São decorridos, pois, cento e oitenta e três anos dessa medida transitória, da anexação da Comarca do São Francisco àquela parte de Pernambuco, dessa forma, passou a pertencer provisoriamente à província de Minas Gerais e, logo depois, também provisoriamente até a data atual ao estado da Bahia. Desmembrou-se 173.352 km² de terras, equivalendo, hoje, a trinta e cinco (35) municípios, incrustada na região oeste baiano abrangendo todo o lado esquerdo do rio São Francisco.

Esboçou-se no decorrer do tempo tentativas para a volta da Comarca a Pernambuco. Em 1827 o marquês de Inhambuque propôs ao Senado a revogação do ato arbitrário; o Senador João Barbalho, igualmente em 19 de junho de 1896; Pereira da Costa voltou a defendê-la em 1919; Gonçalves Maia em 1919 publicou “Direito Territorial de Pernambuco, também sobre A Comarca do São Francisco; Barbosa Lima Sobrinho, o das grandes causas nacionais, publicou “Pernambuco e o São Francisco”, em 1929 e “A Comarca do Rio São Francisco”, em 1950.

Inclusive, durante os trabalhos da constituinte de 1988, os deputados Jose Carlos de Vasconcelos, Roberto Magalhães, Arruda Câmara, João Roma e Fernando Vasconcelos Coelho, apresentaram projeto sobre o assunto; mas na época, esbarrou-se, talvez, na onipotência do então líder político da Bahia, Antonio Carlos Magalhães e o entourage político. Decorrido todo esse tempo a região, atualmente esquecida pelo governo baiano, é a maior produtora de soja da região.

São trinta e cinco municípios cuja maior cidade é São Desidério, com 14.820 km² área maior que o Líbano e as Ilhas Malvinas. Há a possibilidade da volta da Comarca a Pernambuco? É quase impossível, pois existe e já ganha força movimento com forte apoio político para se criar o estado do Rio São Francisco.

Hoje se entende o porquê do provisório das coisas no país e o superveniente viés semântico em que se transformou a palavra. Sua atávica origem está fincada no distante século XIX onde a índole absolutista de um Imperador legou ao Brasil o desrespeito à primeira carta, a causar prejuízo e a se tornar uma incômoda repetição em nossa tradição constitucional. (Vide em que se transformou a CPMF).
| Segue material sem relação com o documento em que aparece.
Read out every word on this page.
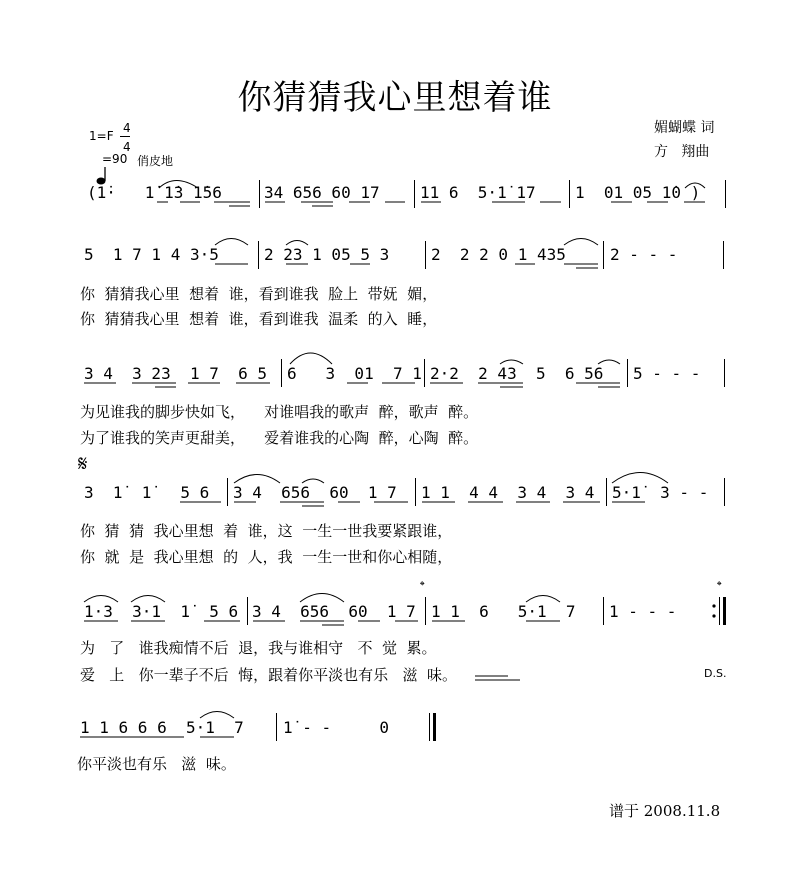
你猜猜我心里想着谁
1=F
4
4

=90 俏皮地
媚蝴蝶 词
方   翔曲
(1̇·   1̇ 1̇3 1̇56	34 656 60 17	11 6  5·1̇ 17 1  01 05 1̇0 )
5  1 7 1 4 3·5	2 23 1 05 5 3	2  2 2 0 1 435	2 - - -
你  猜猜我心里  想着  谁，看到谁我  脸上  带妩  媚，
你  猜猜我心里  想着  谁，看到谁我  温柔  的入  睡，
3 4  3 23  1 7  6 5 6   3  01  7 1 2·2  2 43  5  6 56 5 - - -
为见谁我的脚步快如飞，    对谁唱我的歌声  醉，歌声  醉。
为了谁我的笑声更甜美，    爱着谁我的心陶  醉，心陶  醉。
𝄋
3  1̇  1̇   5 6 3 4  656  60  1 7 1 1  4 4  3 4  3 4 5·1̇  3 - -
你  猜  猜  我心里想  着  谁，这  一生一世我要紧跟谁，
你  就  是  我心里想  的  人，我  一生一世和你心相随，
1·3  3·1  1̇  5 6 3 4  656  60  1 7 1 1  6   5·1  7 1 - - -
𝄌	𝄌
为   了   谁我痴情不后  退，我与谁相守   不  觉  累。
爱   上   你一辈子不后  悔，跟着你平淡也有乐   滋  味。	D.S.
1 1 6 6 6  5·1  7 1̇ - -     0
你平淡也有乐   滋  味。
谱于 2008.11.8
Esperamos ter contribuído para o conhecimento desse lado pouco esclarecido da história do país; talvez os governos que se sucederam ao longo do tempo, por conveniência política, o tenham omitido propositadamente da historiografia oficial deixando-o, lamentavelmente, ignorado pelas novas gerações, inclusive, de professores de história. Olinda, 13 de setembro de 2007.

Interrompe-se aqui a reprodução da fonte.